On iOS, I disable location services for apps that don't absolutely need it (Instagram does not need constant location access). On Android, I use Graphene OS (a privacy-focused version of Android), though that's overkill for most people.

For regular Android users: go through your app permissions. Camera, microphone, location — disable them for any app that doesn't genuinely need access. TikTok doesn't need your location. Spotify doesn't need your camera.

My Take

Here's the honest part: after six months of this, I don't feel dramatically more private. I can't see a tangible change in my daily life. The internet works the same. I'm not hiding anything. But what's different is that I'm not passively handing over my data anymore.

What surprised me most? How little effort these changes actually required. I thought privacy protection meant becoming a hermit or learning Linux. It doesn't. It's mostly settings changes and choosing slightly different tools. Two hours of initial setup, then it's just how I browse.

What disappointed me? That privacy is even necessary. Companies are genuinely trying to track everything. The fact that I have to use a VPN, turn off location history, and use email forwarding just to have a basic level of privacy shouldn't be normal. But it is.

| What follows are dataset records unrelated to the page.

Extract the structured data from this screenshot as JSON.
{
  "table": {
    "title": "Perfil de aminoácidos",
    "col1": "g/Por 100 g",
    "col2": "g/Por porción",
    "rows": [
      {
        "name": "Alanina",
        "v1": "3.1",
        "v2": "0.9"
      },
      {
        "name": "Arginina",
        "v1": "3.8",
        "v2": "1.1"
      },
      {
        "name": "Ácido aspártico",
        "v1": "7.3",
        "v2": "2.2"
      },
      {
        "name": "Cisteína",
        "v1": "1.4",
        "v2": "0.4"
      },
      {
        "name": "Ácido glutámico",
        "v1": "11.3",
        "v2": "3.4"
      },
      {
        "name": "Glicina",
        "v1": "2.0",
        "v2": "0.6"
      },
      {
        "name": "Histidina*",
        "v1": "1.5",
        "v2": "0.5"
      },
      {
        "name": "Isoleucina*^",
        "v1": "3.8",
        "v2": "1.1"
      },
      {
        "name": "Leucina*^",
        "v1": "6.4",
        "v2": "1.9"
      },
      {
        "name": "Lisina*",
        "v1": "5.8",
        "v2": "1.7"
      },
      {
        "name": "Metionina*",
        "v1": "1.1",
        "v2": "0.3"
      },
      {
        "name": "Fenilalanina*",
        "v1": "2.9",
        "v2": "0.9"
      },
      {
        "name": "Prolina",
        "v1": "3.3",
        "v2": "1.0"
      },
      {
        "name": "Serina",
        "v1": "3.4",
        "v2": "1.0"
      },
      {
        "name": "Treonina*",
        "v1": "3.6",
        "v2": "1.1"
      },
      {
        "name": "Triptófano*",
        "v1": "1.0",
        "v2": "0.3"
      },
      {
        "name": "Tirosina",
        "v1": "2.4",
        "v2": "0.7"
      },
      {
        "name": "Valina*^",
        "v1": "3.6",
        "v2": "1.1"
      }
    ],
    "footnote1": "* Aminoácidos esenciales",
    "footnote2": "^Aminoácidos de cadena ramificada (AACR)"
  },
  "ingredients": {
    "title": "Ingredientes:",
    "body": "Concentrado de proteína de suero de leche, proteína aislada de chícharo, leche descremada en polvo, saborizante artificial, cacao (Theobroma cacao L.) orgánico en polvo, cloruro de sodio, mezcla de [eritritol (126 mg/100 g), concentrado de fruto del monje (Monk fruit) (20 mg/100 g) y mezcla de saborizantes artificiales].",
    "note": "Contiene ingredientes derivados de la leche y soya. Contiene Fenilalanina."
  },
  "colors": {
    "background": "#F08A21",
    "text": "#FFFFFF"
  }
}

Who is this actually for? Anyone who uses the internet. Students especially — your habits are being profiled and sold. Professionals — your browsing could influence your career in ways you don't realize. Parents — if you're concerned about your kids' data, the same tools apply to their devices.

Verdict

Do these things. Not because you have something to hide. Not because you're paranoid. Because you deserve basic privacy in a world that's increasingly determined to harvest data about everything you do. Start with a password manager and two-factor authentication. Those are non-negotiable. From there, the other steps are easy wins. None of this requires technical skill. None of it costs much. All of it matters more than you probably think.